Dit decreet regelt een gemeenschapsaangelegenheid.
HOOFDSTUK 2. — Afwijking van het decreet basisonderwijs van 25 februari 1997
Art. 2.
[...]
HOOFDSTUK 3. — Afwijking van het decreet van 15 juni 2007 betreffende het volwassenenonderwijs
Art. 3.
In afwijking van artikel 37, tweede lid, 3°, van het decreet van 15 juni 2007 betreffende het
volwassenenonderwijs kan het centrumbestuur of de gemandateerde ervan na de schorsing van de lessen en
activiteiten met ingang van 16 maart 2020 als gevolg van de federale maatregelen, voor de resterende periode van het
schooljaar 2019-2020 zonder akkoord van de cursist evaluatiemaatregelen nemen die verschillen van de bepalingen in
het centrumreglement. Als die gewijzigde evaluatiemaatregelen gevolgen hebben voor het personeel, wordt er vooraf
overleg gepleegd met de lokale personeelsvertegenwoordiging. De cursisten worden schriftelijk of elektronisch van de
maatregelen op de hoogte gebracht.
Art. 4.
In afwijking van artikel 64, § 4, van hetzelfde decreet kan de tijdelijke onderwijsbevoegdheid die de
Vlaamse Regering toekent voor het schooljaar 2019- 2020, ook tijdens het
[schooljaar 2021-2022]
uitgeoefend worden.
Art. 5.
In afwijking van artikel 86, § 1 en § 2, van hetzelfde decreet kan de beperking van de overdracht van
niet-aangewende voltijdequivalenten naar het schooljaar 2020-2021 tot 2% van het totale aantal toegekende
voltijdequivalenten voor het schooljaar 2019-2020 overschreden worden, op voorwaarde dat daarover een akkoord
wordt bereikt in het lokale comité.
HOOFDSTUK 4. — Afwijking van de Codex Secundair Onderwijs van 17 december 2010
Art. 6.
Tijdens het schooljaar 2019-2020 kunnen in de instellingen van het secundair onderwijs reguliere
vervangingen als vermeld in artikel 22/2, 1°, van de Codex Secundair Onderwijs van 17 december 2010 worden
toegestaan als de afwezigheid start op of na 1 juni 2020:
1° in een wervingsambt van het bestuurs- en onderwijzend personeel;
2° in een wervingsambt van het opvoedend hulppersoneel;
3° in een wervingsambt van het paramedisch personeel;
4° in een wervingsambt van het orthopedagogisch personeel;
5° in een wervingsambt van het psychologisch personeel;
6° in een wervingsambt van het medisch personeel;
7° in een wervingsambt van het sociaal personeel;
8° in het ambt van opvoeder van het ondersteunend personeel.

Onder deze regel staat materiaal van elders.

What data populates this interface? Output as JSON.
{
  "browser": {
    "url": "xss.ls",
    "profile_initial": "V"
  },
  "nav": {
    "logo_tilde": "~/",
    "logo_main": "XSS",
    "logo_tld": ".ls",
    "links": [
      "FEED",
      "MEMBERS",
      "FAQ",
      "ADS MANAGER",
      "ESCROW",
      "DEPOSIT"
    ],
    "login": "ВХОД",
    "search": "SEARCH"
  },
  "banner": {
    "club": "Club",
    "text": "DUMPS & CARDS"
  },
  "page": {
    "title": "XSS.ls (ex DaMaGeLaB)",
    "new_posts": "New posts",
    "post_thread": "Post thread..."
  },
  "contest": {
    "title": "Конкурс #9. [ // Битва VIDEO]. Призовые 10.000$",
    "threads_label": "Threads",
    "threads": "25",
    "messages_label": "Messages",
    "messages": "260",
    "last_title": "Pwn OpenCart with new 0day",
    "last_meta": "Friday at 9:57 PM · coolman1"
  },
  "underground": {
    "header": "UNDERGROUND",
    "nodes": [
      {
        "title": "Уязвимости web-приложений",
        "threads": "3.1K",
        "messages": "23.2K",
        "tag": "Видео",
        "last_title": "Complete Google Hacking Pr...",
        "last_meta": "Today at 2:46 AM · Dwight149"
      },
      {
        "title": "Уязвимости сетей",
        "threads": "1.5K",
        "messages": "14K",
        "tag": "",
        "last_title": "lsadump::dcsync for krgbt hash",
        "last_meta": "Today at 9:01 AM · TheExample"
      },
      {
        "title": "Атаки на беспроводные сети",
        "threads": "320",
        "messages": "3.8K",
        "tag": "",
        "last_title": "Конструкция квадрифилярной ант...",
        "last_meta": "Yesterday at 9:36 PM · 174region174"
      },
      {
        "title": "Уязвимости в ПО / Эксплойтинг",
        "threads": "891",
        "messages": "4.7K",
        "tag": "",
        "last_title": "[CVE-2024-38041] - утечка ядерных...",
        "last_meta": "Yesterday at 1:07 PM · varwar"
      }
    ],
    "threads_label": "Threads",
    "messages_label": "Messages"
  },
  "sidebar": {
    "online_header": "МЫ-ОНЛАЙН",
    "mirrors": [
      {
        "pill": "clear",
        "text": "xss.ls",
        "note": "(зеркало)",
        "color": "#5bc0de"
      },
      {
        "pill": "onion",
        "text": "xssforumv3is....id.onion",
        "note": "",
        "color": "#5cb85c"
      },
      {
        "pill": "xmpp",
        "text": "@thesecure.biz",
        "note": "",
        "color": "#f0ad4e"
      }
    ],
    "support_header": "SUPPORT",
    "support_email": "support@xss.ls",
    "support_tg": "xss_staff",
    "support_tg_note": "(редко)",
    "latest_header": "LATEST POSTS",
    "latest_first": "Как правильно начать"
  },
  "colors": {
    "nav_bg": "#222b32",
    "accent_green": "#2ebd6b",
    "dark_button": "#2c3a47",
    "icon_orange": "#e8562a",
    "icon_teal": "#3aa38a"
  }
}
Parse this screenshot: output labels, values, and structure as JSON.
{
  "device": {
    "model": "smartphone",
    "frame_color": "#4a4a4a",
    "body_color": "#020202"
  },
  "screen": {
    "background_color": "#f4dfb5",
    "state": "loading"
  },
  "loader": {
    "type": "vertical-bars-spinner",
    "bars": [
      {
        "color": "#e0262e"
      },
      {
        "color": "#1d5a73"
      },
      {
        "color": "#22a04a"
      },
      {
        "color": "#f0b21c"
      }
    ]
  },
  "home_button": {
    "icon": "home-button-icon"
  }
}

Een vervanging als vermeld in het eerste lid eindigt uiterlijk op 30 juni 2020.
Art. 7.
[...]
Art. 8.
In afwijking van artikel 336, § 1, 4°, van dezelfde codex kan er voor het schooljaar 2019-2020 afgeweken
worden van het minimum van 700 uur werkervaring in een regulier bedrijf in de vorm van een leerlingenstage.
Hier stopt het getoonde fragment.